Wolbachia, an endosymbiotic alpha-proteobacterium commonly found in insects, can inhibit the transmission of human pathogens by mosquitoes. Biocontrol programs are underway using Aedes aegypti mosquitoes trans-infected with a non-natural Wolbachia strain to reduce dengue virus transmission. Less is known about the impact of Wolbachia on the biology and vectorial capacity of Anopheles mosquitoes, the vectors of malaria parasites. A naturally occurring strain of Wolbachia, wAnga, infects populations of the major malaria vectors Anopheles gambiae and Anopheles coluzzii in Burkina Faso. Previous studies found wAnga infection was negatively correlated with Plasmodium infection in the mosquito and wAnga influenced mosquito egg-laying behavior. Here, we investigate wAnga in natural populations of An. coluzzii and its interactions with other resident microbiota using targeted 16S sequencing.

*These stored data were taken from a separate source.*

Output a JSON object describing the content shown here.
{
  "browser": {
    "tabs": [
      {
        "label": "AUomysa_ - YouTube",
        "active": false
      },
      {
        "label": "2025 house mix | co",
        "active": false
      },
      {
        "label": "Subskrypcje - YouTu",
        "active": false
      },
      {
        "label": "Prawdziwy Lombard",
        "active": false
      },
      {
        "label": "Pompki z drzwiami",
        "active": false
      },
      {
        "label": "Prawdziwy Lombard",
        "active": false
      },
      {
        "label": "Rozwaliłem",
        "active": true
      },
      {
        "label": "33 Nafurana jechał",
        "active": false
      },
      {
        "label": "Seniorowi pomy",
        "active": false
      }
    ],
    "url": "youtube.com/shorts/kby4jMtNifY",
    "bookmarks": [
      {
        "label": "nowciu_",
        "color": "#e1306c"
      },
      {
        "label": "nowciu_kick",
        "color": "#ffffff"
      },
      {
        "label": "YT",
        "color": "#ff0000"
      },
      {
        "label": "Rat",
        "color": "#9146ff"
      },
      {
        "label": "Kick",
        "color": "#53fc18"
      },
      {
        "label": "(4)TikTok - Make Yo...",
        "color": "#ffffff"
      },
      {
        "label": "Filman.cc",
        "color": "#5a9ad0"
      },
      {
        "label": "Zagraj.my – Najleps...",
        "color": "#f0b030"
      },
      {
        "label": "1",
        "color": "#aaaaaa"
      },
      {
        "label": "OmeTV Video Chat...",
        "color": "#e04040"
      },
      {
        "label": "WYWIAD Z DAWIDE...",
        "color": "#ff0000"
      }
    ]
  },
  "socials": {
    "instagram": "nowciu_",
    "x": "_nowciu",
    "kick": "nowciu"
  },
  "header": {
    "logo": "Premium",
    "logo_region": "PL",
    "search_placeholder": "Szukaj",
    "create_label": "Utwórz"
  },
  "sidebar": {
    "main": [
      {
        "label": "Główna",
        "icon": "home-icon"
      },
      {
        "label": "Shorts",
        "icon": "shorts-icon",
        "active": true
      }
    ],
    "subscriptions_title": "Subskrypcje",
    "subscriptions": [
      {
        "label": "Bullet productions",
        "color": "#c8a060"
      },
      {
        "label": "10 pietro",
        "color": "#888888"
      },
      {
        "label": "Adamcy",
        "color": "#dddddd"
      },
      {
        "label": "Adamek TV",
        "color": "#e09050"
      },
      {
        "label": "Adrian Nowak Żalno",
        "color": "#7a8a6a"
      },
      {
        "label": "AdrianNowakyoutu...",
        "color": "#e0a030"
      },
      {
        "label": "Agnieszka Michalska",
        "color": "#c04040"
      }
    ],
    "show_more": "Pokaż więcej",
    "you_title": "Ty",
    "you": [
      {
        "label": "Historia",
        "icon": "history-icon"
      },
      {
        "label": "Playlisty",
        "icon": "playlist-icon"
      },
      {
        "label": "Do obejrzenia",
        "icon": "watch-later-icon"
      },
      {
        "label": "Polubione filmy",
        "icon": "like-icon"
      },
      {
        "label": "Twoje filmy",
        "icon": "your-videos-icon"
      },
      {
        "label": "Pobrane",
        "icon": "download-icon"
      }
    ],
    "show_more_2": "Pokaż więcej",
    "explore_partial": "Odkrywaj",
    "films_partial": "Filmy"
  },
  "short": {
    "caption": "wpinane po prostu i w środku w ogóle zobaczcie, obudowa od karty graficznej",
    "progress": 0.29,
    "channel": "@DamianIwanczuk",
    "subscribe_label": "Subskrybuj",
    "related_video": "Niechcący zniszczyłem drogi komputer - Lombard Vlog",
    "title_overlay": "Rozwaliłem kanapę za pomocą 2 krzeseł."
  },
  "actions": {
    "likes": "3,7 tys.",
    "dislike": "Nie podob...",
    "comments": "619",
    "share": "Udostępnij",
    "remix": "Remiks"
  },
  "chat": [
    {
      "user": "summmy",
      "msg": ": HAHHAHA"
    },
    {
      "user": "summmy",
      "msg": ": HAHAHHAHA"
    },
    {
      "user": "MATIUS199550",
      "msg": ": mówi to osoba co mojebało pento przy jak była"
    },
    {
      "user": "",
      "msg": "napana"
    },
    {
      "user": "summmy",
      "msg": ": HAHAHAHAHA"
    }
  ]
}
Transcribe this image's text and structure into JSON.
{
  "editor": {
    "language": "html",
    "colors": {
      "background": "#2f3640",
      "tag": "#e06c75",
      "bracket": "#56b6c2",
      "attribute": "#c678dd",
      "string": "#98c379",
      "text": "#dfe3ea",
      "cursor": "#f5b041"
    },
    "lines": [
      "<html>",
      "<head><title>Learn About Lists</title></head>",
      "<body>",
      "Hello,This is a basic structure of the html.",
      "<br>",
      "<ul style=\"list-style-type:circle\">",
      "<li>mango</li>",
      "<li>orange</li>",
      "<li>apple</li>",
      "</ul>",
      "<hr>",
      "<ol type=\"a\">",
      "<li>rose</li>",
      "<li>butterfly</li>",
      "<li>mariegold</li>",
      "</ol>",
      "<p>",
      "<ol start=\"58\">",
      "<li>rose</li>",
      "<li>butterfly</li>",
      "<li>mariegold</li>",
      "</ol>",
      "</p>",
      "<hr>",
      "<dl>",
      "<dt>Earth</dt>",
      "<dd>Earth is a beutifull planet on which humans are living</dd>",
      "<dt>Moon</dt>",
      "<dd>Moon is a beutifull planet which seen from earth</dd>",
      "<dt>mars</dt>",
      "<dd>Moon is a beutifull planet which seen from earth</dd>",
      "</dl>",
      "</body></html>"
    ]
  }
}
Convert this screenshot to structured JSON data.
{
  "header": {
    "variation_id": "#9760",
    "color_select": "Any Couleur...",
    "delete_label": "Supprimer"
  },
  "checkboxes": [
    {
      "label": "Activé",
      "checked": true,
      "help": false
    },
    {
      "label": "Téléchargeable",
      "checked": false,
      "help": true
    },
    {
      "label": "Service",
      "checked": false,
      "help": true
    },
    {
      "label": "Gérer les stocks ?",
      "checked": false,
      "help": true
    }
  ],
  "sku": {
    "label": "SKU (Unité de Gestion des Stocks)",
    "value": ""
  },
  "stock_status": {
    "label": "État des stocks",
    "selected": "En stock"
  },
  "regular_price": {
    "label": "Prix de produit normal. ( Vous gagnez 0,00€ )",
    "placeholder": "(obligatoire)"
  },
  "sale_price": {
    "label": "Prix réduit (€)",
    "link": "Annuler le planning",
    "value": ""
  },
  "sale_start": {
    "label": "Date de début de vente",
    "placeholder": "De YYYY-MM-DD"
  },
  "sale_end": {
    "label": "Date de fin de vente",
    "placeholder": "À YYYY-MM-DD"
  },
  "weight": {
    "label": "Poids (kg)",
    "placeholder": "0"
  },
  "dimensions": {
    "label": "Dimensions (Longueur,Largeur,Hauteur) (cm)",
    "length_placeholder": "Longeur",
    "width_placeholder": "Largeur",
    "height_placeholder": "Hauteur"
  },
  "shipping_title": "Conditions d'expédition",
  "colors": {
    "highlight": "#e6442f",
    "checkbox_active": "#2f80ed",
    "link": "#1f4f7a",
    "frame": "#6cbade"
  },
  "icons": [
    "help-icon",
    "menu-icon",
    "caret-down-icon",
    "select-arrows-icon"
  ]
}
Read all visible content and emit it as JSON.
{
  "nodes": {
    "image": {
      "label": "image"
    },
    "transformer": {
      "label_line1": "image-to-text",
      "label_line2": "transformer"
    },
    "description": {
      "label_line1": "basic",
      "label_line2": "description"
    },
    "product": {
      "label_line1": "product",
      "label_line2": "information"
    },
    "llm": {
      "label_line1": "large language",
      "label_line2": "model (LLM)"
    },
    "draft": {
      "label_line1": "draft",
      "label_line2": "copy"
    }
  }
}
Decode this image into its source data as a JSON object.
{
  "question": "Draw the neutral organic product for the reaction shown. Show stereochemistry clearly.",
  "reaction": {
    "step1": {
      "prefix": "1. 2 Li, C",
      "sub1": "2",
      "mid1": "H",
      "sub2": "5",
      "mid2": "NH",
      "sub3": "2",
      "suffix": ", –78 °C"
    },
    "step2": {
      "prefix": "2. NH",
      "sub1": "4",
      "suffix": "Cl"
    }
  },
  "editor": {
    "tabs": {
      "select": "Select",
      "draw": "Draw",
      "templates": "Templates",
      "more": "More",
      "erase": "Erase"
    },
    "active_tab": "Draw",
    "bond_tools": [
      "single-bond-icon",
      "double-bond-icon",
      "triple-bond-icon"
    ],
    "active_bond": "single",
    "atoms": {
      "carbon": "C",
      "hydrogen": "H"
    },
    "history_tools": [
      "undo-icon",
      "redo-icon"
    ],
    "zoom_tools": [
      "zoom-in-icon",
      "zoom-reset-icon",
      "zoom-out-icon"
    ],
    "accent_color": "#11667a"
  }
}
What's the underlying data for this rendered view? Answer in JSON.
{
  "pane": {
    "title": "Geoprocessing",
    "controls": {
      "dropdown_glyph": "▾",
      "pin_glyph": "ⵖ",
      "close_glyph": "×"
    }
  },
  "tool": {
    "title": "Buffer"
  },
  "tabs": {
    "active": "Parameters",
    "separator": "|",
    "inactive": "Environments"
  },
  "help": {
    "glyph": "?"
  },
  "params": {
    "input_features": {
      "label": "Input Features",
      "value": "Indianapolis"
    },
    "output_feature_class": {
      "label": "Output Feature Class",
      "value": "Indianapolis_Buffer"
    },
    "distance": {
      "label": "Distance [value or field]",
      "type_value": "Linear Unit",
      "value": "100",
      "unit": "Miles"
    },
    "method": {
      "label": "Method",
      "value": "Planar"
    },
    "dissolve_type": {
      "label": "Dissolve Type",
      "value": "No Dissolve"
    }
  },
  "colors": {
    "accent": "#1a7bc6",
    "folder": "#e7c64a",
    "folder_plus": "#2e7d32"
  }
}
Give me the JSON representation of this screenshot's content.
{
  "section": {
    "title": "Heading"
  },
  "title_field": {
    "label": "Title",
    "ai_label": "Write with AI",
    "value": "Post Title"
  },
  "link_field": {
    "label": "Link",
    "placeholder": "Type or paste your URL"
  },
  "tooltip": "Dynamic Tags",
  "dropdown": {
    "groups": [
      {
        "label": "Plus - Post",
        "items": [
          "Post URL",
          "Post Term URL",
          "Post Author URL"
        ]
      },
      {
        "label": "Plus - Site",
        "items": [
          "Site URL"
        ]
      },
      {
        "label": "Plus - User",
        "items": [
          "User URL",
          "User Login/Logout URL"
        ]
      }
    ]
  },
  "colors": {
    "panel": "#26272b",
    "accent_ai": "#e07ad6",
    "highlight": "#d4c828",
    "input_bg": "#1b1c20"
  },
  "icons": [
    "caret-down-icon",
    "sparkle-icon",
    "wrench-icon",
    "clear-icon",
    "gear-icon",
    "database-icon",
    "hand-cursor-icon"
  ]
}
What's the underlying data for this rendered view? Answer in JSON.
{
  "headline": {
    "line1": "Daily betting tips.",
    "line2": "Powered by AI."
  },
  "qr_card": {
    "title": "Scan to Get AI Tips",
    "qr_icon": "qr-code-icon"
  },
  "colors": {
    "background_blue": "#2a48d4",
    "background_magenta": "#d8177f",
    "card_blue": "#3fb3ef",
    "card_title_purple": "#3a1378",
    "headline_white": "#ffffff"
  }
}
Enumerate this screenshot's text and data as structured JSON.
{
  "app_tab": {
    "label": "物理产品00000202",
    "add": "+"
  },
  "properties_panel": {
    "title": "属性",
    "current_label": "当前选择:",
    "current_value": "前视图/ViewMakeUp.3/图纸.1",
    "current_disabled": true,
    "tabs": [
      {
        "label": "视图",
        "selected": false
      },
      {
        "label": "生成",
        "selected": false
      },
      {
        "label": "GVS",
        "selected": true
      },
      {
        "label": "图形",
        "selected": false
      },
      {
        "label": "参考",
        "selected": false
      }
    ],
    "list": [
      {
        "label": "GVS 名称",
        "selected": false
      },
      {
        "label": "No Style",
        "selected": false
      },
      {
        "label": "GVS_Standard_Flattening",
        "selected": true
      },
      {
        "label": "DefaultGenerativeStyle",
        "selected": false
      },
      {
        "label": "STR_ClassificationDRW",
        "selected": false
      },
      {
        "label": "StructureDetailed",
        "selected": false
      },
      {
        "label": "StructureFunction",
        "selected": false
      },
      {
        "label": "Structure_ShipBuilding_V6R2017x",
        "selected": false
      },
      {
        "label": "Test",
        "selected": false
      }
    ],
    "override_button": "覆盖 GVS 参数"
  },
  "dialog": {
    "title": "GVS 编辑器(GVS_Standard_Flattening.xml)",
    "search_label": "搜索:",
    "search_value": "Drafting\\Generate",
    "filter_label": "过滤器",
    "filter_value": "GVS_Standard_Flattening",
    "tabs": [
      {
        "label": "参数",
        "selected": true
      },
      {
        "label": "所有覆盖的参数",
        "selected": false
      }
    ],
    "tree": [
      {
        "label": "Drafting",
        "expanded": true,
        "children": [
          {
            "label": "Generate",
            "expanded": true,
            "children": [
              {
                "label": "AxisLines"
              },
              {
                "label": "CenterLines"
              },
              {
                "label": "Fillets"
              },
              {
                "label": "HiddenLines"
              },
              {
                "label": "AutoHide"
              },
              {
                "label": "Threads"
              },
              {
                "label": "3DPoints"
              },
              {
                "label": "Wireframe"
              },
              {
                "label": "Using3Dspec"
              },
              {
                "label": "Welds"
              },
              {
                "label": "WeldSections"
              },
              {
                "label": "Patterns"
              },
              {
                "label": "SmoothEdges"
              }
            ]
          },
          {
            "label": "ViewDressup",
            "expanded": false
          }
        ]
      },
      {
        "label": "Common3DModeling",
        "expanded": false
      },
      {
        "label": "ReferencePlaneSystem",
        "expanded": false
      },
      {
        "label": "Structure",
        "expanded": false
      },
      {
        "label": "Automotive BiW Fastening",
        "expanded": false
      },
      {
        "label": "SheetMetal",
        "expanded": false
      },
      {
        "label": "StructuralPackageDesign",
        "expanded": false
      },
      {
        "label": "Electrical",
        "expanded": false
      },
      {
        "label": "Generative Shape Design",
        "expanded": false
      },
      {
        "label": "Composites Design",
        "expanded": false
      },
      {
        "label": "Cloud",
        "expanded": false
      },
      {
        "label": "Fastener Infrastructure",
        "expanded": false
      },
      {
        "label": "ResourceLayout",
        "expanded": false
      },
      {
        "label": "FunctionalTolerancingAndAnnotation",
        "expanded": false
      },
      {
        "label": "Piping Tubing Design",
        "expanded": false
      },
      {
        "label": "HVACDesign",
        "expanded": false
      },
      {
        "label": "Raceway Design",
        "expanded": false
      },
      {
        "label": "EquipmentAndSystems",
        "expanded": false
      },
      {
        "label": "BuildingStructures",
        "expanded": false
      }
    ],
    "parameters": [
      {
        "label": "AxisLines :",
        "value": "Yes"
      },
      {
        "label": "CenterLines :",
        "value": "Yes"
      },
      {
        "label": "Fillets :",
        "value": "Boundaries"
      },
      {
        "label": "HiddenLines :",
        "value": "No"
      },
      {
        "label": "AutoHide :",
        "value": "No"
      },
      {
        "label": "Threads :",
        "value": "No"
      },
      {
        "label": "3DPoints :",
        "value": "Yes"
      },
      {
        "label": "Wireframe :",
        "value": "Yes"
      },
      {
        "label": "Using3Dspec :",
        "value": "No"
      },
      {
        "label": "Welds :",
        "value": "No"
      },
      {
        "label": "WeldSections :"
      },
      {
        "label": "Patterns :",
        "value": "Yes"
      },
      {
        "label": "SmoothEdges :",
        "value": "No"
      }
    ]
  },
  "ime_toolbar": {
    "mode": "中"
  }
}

Though we find no major differences in microbiota composition associated with wAnga infection, we do find several taxa that correlate with the presence or absence of wAnga in female mosquitoes following oviposition, with the caveat that we could not rule out batch effects due to the unanticipated impact of wAnga on oviposition timing. These data suggest wAnga may influence or interact with the Anopheles microbiota, which may contribute to the impact of wAnga on Anopheles biology and vectorial capacity.